A good ration wouid consist of 6 quarts boiled skim-milk, lb, flax-seed, lb. wheatmeal made into gruel. This per day. I can suggest nothing better.
Whey for rearing Calves. Whey is more useful for food than is generally supposed. It consists of about 93 per cent. of water and 7 per cent. of solids.
The solid matter consists of about 70 per cent. of the sugar of milk, 14 per cent. of albuminous compounds, containing about 3:75 per cent. of nitrogen, 11 per cent. of ash, and nearly 5 per cent of butter or pure fat.
But while the food constituents in whey are considerable, and may be turned to good account in feeding calves, they must be largely supplemented by other richer commodities in order to sufficiently nourish the young animal. Fat-forming matter must be added to compensate for its removal in the cream ; and the nitrogenous matter, phosphate of lime, magnesia, sulphur, soda, &c., taken away in the caseine must be replaced. These may be supplied by using linseed and oat or barley meal.
Whey must be used while fresh and sweet. If allowed to become sour it would seriously derange the system of the animal.
It must not be fed alone, containing too much water and too little dry matter, but must be given with more concentrated food.
ABORTION. ABORTION or slipping is a most serious mishap affecting cows during gestation. Its causes are numerous. Amongst them, agricultural shows, results from a long fatiguing journey, the shaking of a railway train, molestation by dogs, slipping, or getting crushed in an awkward stall; toiling through a vard full of wet manure, or wet soil, in which they sink, such as undrained land in wet weather; eating too much; the overloaded stomach sometimes presses injuriously upon the uterus. The fætus is injured by the eating of ergotted grasses or grain, smell of blood, bad water, want of exercise.

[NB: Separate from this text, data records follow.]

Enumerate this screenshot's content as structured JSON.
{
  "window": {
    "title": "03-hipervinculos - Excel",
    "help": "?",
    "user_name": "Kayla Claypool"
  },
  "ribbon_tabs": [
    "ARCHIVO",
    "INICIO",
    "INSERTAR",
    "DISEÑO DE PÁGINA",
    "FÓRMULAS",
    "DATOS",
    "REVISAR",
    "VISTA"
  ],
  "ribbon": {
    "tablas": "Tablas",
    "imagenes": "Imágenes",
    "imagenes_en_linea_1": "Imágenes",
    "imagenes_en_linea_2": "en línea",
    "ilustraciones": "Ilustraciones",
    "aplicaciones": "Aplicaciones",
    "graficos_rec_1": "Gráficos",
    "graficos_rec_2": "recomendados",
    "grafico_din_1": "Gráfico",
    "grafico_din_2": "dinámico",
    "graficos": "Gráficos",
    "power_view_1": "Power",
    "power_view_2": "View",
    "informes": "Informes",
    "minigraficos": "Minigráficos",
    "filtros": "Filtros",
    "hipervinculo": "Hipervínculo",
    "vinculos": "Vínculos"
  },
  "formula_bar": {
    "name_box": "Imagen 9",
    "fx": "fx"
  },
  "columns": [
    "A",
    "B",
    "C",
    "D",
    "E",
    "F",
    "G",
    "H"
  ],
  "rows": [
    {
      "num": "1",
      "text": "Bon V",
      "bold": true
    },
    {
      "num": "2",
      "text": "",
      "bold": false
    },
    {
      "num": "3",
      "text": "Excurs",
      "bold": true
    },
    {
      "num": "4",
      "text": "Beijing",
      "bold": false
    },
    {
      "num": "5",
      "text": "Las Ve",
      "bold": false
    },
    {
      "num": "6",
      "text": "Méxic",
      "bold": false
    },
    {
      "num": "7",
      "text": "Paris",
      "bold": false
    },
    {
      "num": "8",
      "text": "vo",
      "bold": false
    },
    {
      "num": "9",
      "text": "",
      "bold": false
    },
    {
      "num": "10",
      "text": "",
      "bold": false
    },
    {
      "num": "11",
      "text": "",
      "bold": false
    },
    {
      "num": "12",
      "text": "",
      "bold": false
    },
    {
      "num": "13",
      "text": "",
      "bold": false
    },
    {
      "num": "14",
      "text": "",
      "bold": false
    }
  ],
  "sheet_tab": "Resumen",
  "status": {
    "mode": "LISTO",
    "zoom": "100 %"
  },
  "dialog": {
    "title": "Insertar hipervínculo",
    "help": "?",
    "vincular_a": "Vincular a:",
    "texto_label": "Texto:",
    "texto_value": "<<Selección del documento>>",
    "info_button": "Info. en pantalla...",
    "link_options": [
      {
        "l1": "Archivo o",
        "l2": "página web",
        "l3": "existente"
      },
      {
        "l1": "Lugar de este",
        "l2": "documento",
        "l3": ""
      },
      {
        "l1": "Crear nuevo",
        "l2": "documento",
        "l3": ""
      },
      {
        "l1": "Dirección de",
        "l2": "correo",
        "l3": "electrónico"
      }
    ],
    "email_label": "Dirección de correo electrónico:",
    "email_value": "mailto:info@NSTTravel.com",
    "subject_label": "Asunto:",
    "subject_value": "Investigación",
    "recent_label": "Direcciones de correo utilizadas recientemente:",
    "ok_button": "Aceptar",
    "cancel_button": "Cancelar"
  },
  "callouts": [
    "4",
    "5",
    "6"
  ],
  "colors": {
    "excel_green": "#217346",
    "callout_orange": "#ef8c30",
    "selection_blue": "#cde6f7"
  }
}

Ergot and Abortion. There has been from time to time much discussion as to whether or not abortion in cows is due in any large measure to their eating grasses affected with ergot-a fungus which attacks the ear or panicle of grasses and cereals, rye and rye-grass particularly. Ergot is a strong irritant, and the idea is that the irritation which ergot, consumed in the food by cows, sets up in the womb results in the premature expulsion of the fetus. Farmers should, therefore, regard ergot as a dangerous enemy. The symptoms of abortion are a sudden filling of the udder, a yellow discharge from the vagina, and a giving way of the ligaments on both sides of the rump, a premature preparation for calving. Little can be done in the way of preventing abortion; the symptoms generally make their appearance suddenly, and go through their course rapidly.
The American breeders have a strong belief in hemp-seed as a safe preventive of repeated abortion ; fluid extract of Indian hemp is also recommended.
After-risks from Abortion. The risk which a cow runs after abortion is not getting rid of the cleansing after-birth or placenta, it not being in a state to separate from the womb. Should it remain it will soon corrupt, and send forth a nauseous smell to the detriment of the other cows. Sometimes it must be taken away, but laxative medicine and food will generally bring about its removal. Abortion is often spoken of as being infectious, but it has no property in common with any contagious disease; and sympathetic influence is the main cause of its occurrence amongst numbers in a herd. The result, however, is as bad as if direct contagion had occasioned it. It usually spreads like an epidemic. When a cow slips her calf she should be at once removed from the rest of the herd and disinfectants used. Lime is good.